Chanson douce France 2019 – 95min.

Critique du film

La troisième obsession

Théo Metais
Critique du film: Théo Metais

Distinguée aux Césars et à Locarno en 2015 pour son premier et percutant thriller Fidelio, l'odyssée d'Alice, la réalisatrice Lucie Borleteau prend les rênes du Prix Goncourt 2016 de l’écrivaine Leïla Slimani pour le grand écran: Chanson Douce, ou le récit d’une nounou presque parfaite et de sa longue et grinçante descente aux enfers.

Myriam (Leïla Bekhti) et Paul (Antoine Reinartz) forment un couple de parents au bord de la crise de nerfs. L'avocate a mis sa carrière en pause pour se consacrer à ses enfants en bas âge; lui travaille dans l’industrie musicale, trop occupé. Dans son bel appartement parisien, Myriam déplore une vie de mère à l’unisson. «C’était ton choix!» se prendra-t-elle dans les dents, et alors que les conversations s’échauffent, l’heure de la nounou a sonné. Louise (Karin Viard) sera la candidate idéale, et dès son arrivée la famille retrouve un semblant d’harmonie. Mais plus les semaines passent, plus la présence de Louise est troublante; son rôle, ses intentions… les frontières se mêlent.

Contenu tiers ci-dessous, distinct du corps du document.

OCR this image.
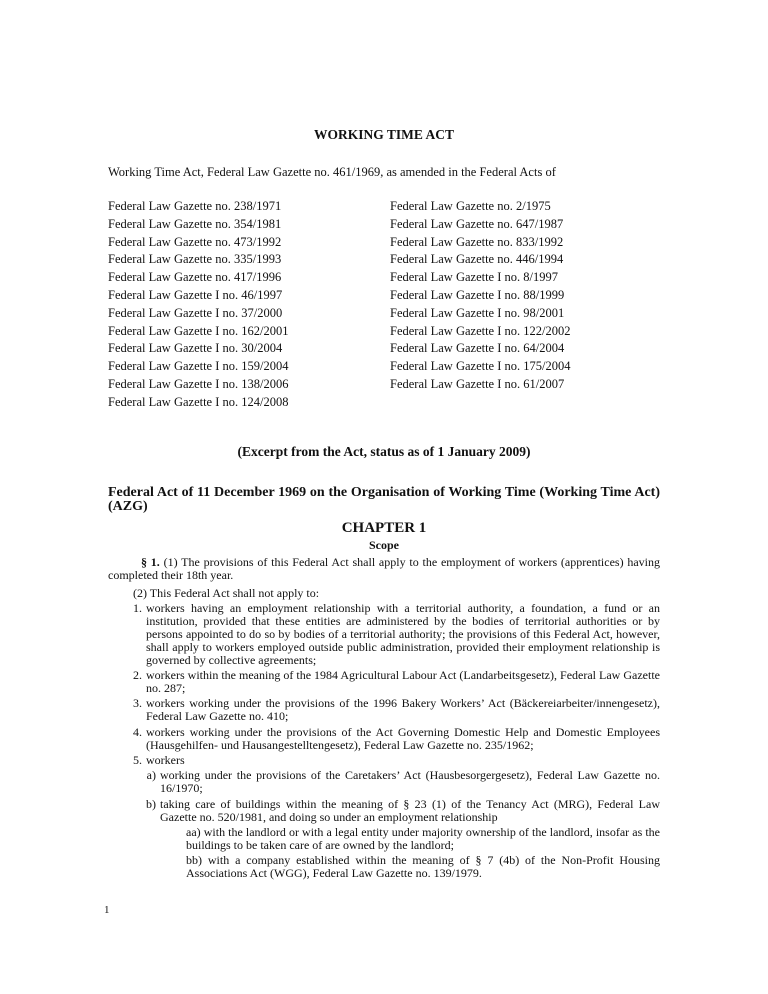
WORKING TIME ACT
Working Time Act, Federal Law Gazette no. 461/1969, as amended in the Federal Acts of
Federal Law Gazette no. 238/1971	Federal Law Gazette no. 2/1975
Federal Law Gazette no. 354/1981	Federal Law Gazette no. 647/1987
Federal Law Gazette no. 473/1992	Federal Law Gazette no. 833/1992
Federal Law Gazette no. 335/1993	Federal Law Gazette no. 446/1994
Federal Law Gazette no. 417/1996	Federal Law Gazette I no. 8/1997
Federal Law Gazette I no. 46/1997	Federal Law Gazette I no. 88/1999
Federal Law Gazette I no. 37/2000	Federal Law Gazette I no. 98/2001
Federal Law Gazette I no. 162/2001	Federal Law Gazette I no. 122/2002
Federal Law Gazette I no. 30/2004	Federal Law Gazette I no. 64/2004
Federal Law Gazette I no. 159/2004	Federal Law Gazette I no. 175/2004
Federal Law Gazette I no. 138/2006	Federal Law Gazette I no. 61/2007
Federal Law Gazette I no. 124/2008
(Excerpt from the Act, status as of 1 January 2009)
Federal Act of 11 December 1969 on the Organisation of Working Time (Working Time Act) (AZG)
CHAPTER 1
Scope

§ 1. (1) The provisions of this Federal Act shall apply to the employment of workers (apprentices) having completed their 18th year.

(2) This Federal Act shall not apply to:

1. workers having an employment relationship with a territorial authority, a foundation, a fund or an institution, provided that these entities are administered by the bodies of territorial authorities or by persons appointed to do so by bodies of a territorial authority; the provisions of this Federal Act, however, shall apply to workers employed outside public administration, provided their employment relationship is governed by collective agreements;
2. workers within the meaning of the 1984 Agricultural Labour Act (Landarbeitsgesetz), Federal Law Gazette no. 287;
3. workers working under the provisions of the 1996 Bakery Workers’ Act (Bäckereiarbeiter/innengesetz), Federal Law Gazette no. 410;
4. workers working under the provisions of the Act Governing Domestic Help and Domestic Employees (Hausgehilfen- und Hausangestelltengesetz), Federal Law Gazette no. 235/1962;
5. workers
a) working under the provisions of the Caretakers’ Act (Hausbesorgergesetz), Federal Law Gazette no. 16/1970;
b) taking care of buildings within the meaning of § 23 (1) of the Tenancy Act (MRG), Federal Law Gazette no. 520/1981, and doing so under an employment relationship
aa) with the landlord or with a legal entity under majority ownership of the landlord, insofar as the buildings to be taken care of are owned by the landlord;
bb) with a company established within the meaning of § 7 (4b) of the Non-Profit Housing Associations Act (WGG), Federal Law Gazette no. 139/1979.
1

Casting de premier ordre dans la cape scénaristique de Maïwenn et Jérémie Elkaïm, Lucie Borleteau offre la vision d’un vertige, le récit d’une nounou meurtrière, un thriller grinçant, détestable, interminable, irritant, malsain, pour un cinéma enlevé, et ce malgré de sacrées crampes dans le récit. Il faudra peu de temps à la réalisatrice pour accrocher son audience, un coup de sabre dans la pellicule, un échange de regards, Karin Viard est en passe de décrocher son entretien, les deux femmes s’observent, une maîtrise des silences, une seconde d’une insoutenable accalmie, et déjà survolent en ouverture les walkyries d’un drame.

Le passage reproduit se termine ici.